By Kristine Kubat
As the largest secular holiday in the world, Earth Day has much to offer anyone who cares about the future of our planet. Earth Day celebrations are usually a mixed bag of things that matter and things that don’t. . . with many of the things that don’t matter downright harmful to the environment. When I first started working at Recycle Hawaii, I made up my mind that it didn’t matter much to sit behind a table and shout at kids who were being herded along a maze of tables while loud music played in the background. So I took a position by the trash cans and have been happy ever since.
This year marks my third managing a zero waste operation for the University of Hawaii’s Earth Day celebration. The event was back up at the UH-Hilo campus, against my advice to keep it at Hawaii Community College where the scale and centrality of the layout gives a village feel and makes it actually possible to commune with the thousands of kiddies who attend. It also makes it possible to capture nearly everything people want to throw away, whereas at UH-Hilo, where activities are spread out over the Library Lanai and the Student Center Plaza (with all kinds of other traffic in between) handling event discards is a nightmare.
Capturing the vast majority of the 2013 Earth Day discards at HCC made the resulting 98% diversion achievement a true thrill. This year’s 99.9621% rate for the UH-Hilo event was fun, but it comes with an important qualifier. . . that’s what we diverted from what we collected.
Having caught a herd of sidelined Earth Day celebrants about to toss several gallons of unwanted food and plastic dinnerware into trash cans, I can say for sure that the same thing happened all over campus that day. Still, I remained determined.
“Excuse me, but we are managing Earth Day as a zero waste event and we are not using the trash cans today,” I announced to one of the adults tending this particular herd. She was aware of this and did get the memo about having the kids pack a zero waste lunch but she couldn’t manage that and now they were here with their unappetizing bentos and the kids were just about done and couldn’t we just pretend like it didn’t matter anyway?
“No, sorry. It’s Earth Day.”
There was a moment of discomfort. . . a fleeting moment. Turns out she cared about the environment as much as I did and was aware of her disadvantage having already produced a significant amount of carbon pollution transporting her herd. She acquiesced and a short while later marched her students to the sort station where they discarded a shameful amount of food into a bag for compostables and the containers into another. It was satisfying for us both and it mattered.

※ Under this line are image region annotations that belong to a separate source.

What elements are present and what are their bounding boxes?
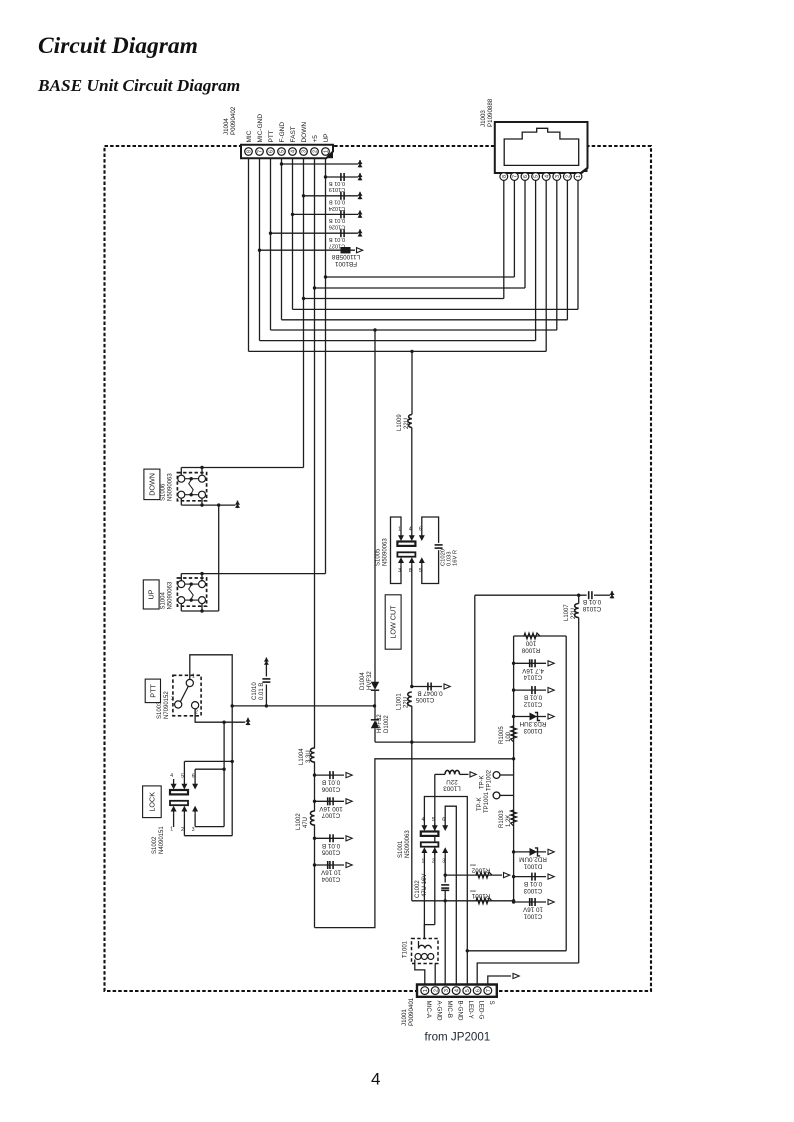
svg-text:from JP2001: from JP2001 bbox=[425, 1031, 491, 1044]
svg-text:3.3U: 3.3U bbox=[306, 750, 312, 763]
svg-text:MIC-A: MIC-A bbox=[425, 1001, 432, 1019]
svg-text:R1005: R1005 bbox=[499, 726, 505, 744]
svg-text:4: 4 bbox=[544, 175, 550, 178]
svg-text:S1002: S1002 bbox=[152, 836, 158, 854]
svg-text:4: 4 bbox=[454, 989, 460, 992]
svg-text:C1014: C1014 bbox=[523, 674, 542, 681]
svg-text:0.01 B: 0.01 B bbox=[329, 180, 345, 186]
svg-text:1: 1 bbox=[170, 827, 173, 833]
svg-text:3: 3 bbox=[192, 827, 195, 833]
svg-text:2: 2 bbox=[195, 710, 198, 716]
svg-text:22U: 22U bbox=[446, 778, 458, 785]
svg-text:S: S bbox=[488, 1001, 495, 1005]
svg-text:6: 6 bbox=[523, 175, 529, 178]
svg-text:HPF32: HPF32 bbox=[377, 714, 383, 733]
svg-text:5: 5 bbox=[432, 817, 435, 823]
svg-text:2: 2 bbox=[432, 859, 435, 865]
svg-text:3: 3 bbox=[444, 989, 450, 992]
svg-text:4: 4 bbox=[170, 773, 173, 779]
svg-text:HVF32: HVF32 bbox=[367, 671, 373, 690]
svg-text:3: 3 bbox=[302, 150, 308, 153]
svg-text:***: *** bbox=[470, 860, 476, 866]
svg-text:BASE Unit Circuit Diagram: BASE Unit Circuit Diagram bbox=[37, 76, 240, 95]
svg-text:C1012: C1012 bbox=[523, 701, 542, 708]
svg-text:D1003: D1003 bbox=[523, 727, 542, 734]
svg-text:***: *** bbox=[470, 886, 476, 892]
svg-text:N5090063: N5090063 bbox=[405, 830, 411, 858]
svg-text:T1001: T1001 bbox=[403, 940, 409, 958]
svg-text:0.01 B: 0.01 B bbox=[259, 683, 265, 700]
svg-text:1: 1 bbox=[324, 150, 330, 153]
svg-text:DOWN: DOWN bbox=[147, 473, 156, 496]
svg-text:J1004: J1004 bbox=[223, 118, 230, 135]
svg-text:0.01 B: 0.01 B bbox=[322, 779, 340, 786]
svg-text:0.01 B: 0.01 B bbox=[583, 598, 601, 605]
svg-text:S1001: S1001 bbox=[398, 840, 404, 858]
svg-text:3: 3 bbox=[555, 175, 561, 178]
svg-text:C1007: C1007 bbox=[321, 812, 340, 819]
svg-text:47U: 47U bbox=[303, 817, 309, 828]
svg-text:5: 5 bbox=[534, 175, 540, 178]
svg-text:100: 100 bbox=[506, 731, 512, 742]
svg-text:16V R: 16V R bbox=[453, 550, 459, 566]
svg-text:J1003: J1003 bbox=[480, 110, 487, 127]
svg-text:N7090152: N7090152 bbox=[164, 691, 170, 719]
svg-text:1: 1 bbox=[422, 859, 425, 865]
svg-text:A-GND: A-GND bbox=[435, 1001, 442, 1021]
svg-text:0.01 B: 0.01 B bbox=[329, 199, 345, 205]
svg-text:MIC-B: MIC-B bbox=[446, 1001, 453, 1019]
svg-text:S1004: S1004 bbox=[161, 591, 167, 609]
svg-text:LOCK: LOCK bbox=[147, 792, 156, 812]
svg-text:0.0047 B: 0.0047 B bbox=[417, 689, 442, 696]
svg-text:MIC: MIC bbox=[246, 130, 253, 142]
svg-text:3: 3 bbox=[171, 696, 174, 702]
svg-text:R1001: R1001 bbox=[471, 892, 490, 899]
svg-text:RD3.3UH: RD3.3UH bbox=[519, 720, 546, 727]
svg-text:RD2.0UM: RD2.0UM bbox=[519, 856, 547, 863]
svg-text:N5090063: N5090063 bbox=[168, 473, 174, 501]
svg-text:L1001: L1001 bbox=[397, 693, 403, 710]
svg-text:FAST: FAST bbox=[290, 126, 297, 142]
svg-text:0.01 B: 0.01 B bbox=[524, 694, 542, 701]
svg-text:5: 5 bbox=[419, 568, 422, 574]
svg-text:2: 2 bbox=[566, 175, 572, 178]
svg-text:P1090888: P1090888 bbox=[487, 98, 494, 127]
svg-text:C1003: C1003 bbox=[523, 887, 542, 894]
svg-text:2: 2 bbox=[181, 827, 184, 833]
svg-text:L1003: L1003 bbox=[443, 784, 461, 791]
svg-text:C1001: C1001 bbox=[523, 912, 542, 919]
svg-text:C1027: C1027 bbox=[329, 242, 345, 248]
svg-text:4: 4 bbox=[409, 527, 412, 533]
svg-text:D1002: D1002 bbox=[384, 715, 390, 733]
svg-text:P0090401: P0090401 bbox=[408, 997, 415, 1026]
svg-text:UP: UP bbox=[323, 133, 330, 142]
svg-text:2: 2 bbox=[313, 150, 319, 153]
svg-text:TP-K: TP-K bbox=[477, 797, 483, 811]
svg-text:C1004: C1004 bbox=[321, 875, 340, 882]
svg-text:C1002: C1002 bbox=[415, 880, 421, 898]
svg-text:5: 5 bbox=[181, 774, 184, 780]
svg-text:L1007: L1007 bbox=[564, 604, 570, 621]
svg-text:2: 2 bbox=[433, 989, 439, 992]
svg-text:C1006: C1006 bbox=[321, 786, 340, 793]
svg-text:N4090151: N4090151 bbox=[159, 826, 165, 854]
svg-text:0.01 B: 0.01 B bbox=[329, 236, 345, 242]
svg-text:TP1001: TP1001 bbox=[484, 791, 490, 813]
svg-text:S1006: S1006 bbox=[161, 483, 167, 501]
svg-text:3: 3 bbox=[398, 568, 401, 574]
svg-text:8: 8 bbox=[409, 568, 412, 574]
svg-text:6: 6 bbox=[442, 817, 445, 823]
svg-text:DOWN: DOWN bbox=[301, 122, 308, 143]
svg-text:R1002: R1002 bbox=[471, 867, 490, 874]
svg-text:4: 4 bbox=[422, 817, 425, 823]
svg-text:47U 16V: 47U 16V bbox=[422, 874, 428, 897]
svg-text:LED-G: LED-G bbox=[477, 1001, 484, 1020]
svg-text:7: 7 bbox=[486, 989, 492, 992]
svg-text:S1003: S1003 bbox=[157, 701, 163, 719]
svg-text:PTT: PTT bbox=[148, 684, 157, 698]
svg-text:L1009: L1009 bbox=[397, 414, 403, 431]
svg-text:100 16V: 100 16V bbox=[318, 805, 342, 812]
svg-text:1: 1 bbox=[576, 175, 582, 178]
svg-text:4: 4 bbox=[371, 1070, 380, 1089]
svg-text:D1004: D1004 bbox=[360, 672, 366, 690]
svg-text:D1001: D1001 bbox=[523, 862, 542, 869]
svg-text:5: 5 bbox=[280, 150, 286, 153]
svg-text:5: 5 bbox=[465, 989, 471, 992]
svg-text:7: 7 bbox=[513, 175, 519, 178]
svg-text:100: 100 bbox=[525, 640, 536, 647]
svg-text:C1005: C1005 bbox=[321, 849, 340, 856]
svg-text:Circuit Diagram: Circuit Diagram bbox=[38, 33, 198, 59]
svg-text:C1019: C1019 bbox=[329, 186, 345, 192]
svg-text:S1005: S1005 bbox=[376, 548, 382, 566]
svg-text:6: 6 bbox=[419, 527, 422, 533]
svg-text:10 16V: 10 16V bbox=[522, 906, 543, 913]
svg-text:LOW CUT: LOW CUT bbox=[389, 605, 398, 639]
svg-text:4.7 16V: 4.7 16V bbox=[521, 667, 544, 674]
svg-text:+5: +5 bbox=[312, 135, 319, 143]
svg-text:MIC-GND: MIC-GND bbox=[257, 114, 264, 143]
svg-text:N5090063: N5090063 bbox=[383, 538, 389, 566]
svg-text:8: 8 bbox=[247, 150, 253, 153]
svg-text:TP-K: TP-K bbox=[480, 775, 486, 789]
svg-text:4: 4 bbox=[291, 150, 297, 153]
svg-text:R1003: R1003 bbox=[499, 810, 505, 828]
svg-text:22U: 22U bbox=[404, 697, 410, 708]
svg-text:B-GND: B-GND bbox=[456, 1001, 463, 1021]
svg-text:C1026: C1026 bbox=[329, 224, 345, 230]
svg-text:1: 1 bbox=[192, 674, 195, 680]
svg-text:L1002: L1002 bbox=[296, 813, 302, 830]
svg-text:FB1001: FB1001 bbox=[334, 260, 357, 267]
svg-text:0.01 B: 0.01 B bbox=[322, 842, 340, 849]
svg-text:6: 6 bbox=[269, 150, 275, 153]
svg-text:22U: 22U bbox=[571, 608, 577, 619]
svg-text:UP: UP bbox=[147, 589, 156, 599]
svg-text:0.01 B: 0.01 B bbox=[524, 880, 542, 887]
svg-text:C1018: C1018 bbox=[582, 605, 601, 612]
svg-text:22U: 22U bbox=[404, 418, 410, 429]
svg-text:N5090063: N5090063 bbox=[168, 581, 174, 609]
svg-text:3: 3 bbox=[442, 859, 445, 865]
svg-text:L11005B8: L11005B8 bbox=[331, 253, 360, 260]
svg-text:0.01 B: 0.01 B bbox=[329, 217, 345, 223]
svg-text:6: 6 bbox=[475, 989, 481, 992]
svg-text:C1010: C1010 bbox=[252, 682, 258, 700]
svg-text:C1024: C1024 bbox=[329, 205, 345, 211]
svg-text:1.2K: 1.2K bbox=[506, 815, 512, 827]
svg-text:7: 7 bbox=[258, 150, 264, 153]
svg-text:LED-Y: LED-Y bbox=[467, 1001, 474, 1019]
svg-text:6: 6 bbox=[192, 774, 195, 780]
svg-text:P0090402: P0090402 bbox=[230, 106, 237, 135]
svg-text:TP1002: TP1002 bbox=[487, 769, 493, 791]
svg-text:10 16V: 10 16V bbox=[320, 869, 341, 876]
svg-text:R1008: R1008 bbox=[521, 646, 540, 653]
svg-text:L1004: L1004 bbox=[299, 748, 305, 765]
svg-text:J1001: J1001 bbox=[401, 1009, 408, 1026]
svg-text:F-GND: F-GND bbox=[279, 122, 286, 143]
svg-text:1: 1 bbox=[398, 527, 401, 533]
svg-text:PTT: PTT bbox=[268, 130, 275, 142]
svg-text:8: 8 bbox=[502, 175, 508, 178]
svg-text:1: 1 bbox=[423, 989, 429, 992]
svg-text:C1005: C1005 bbox=[415, 696, 434, 703]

Many mahalos to Claudia Wilcox who organized this year’s Earth Day event, made sure there were sort stations and provided outstanding student volunteers. Mahalo also to Tom DeWitt who co-organized, and Norman Arancon at the UH-Hilo Agriculture Department who took the compostables. As always, we have Roy Kadota to thank for taking the #6 plastic. Without this kind of support, even the most well-meaning folk are nothing more than a trash making hoard. . . even on Earth Day.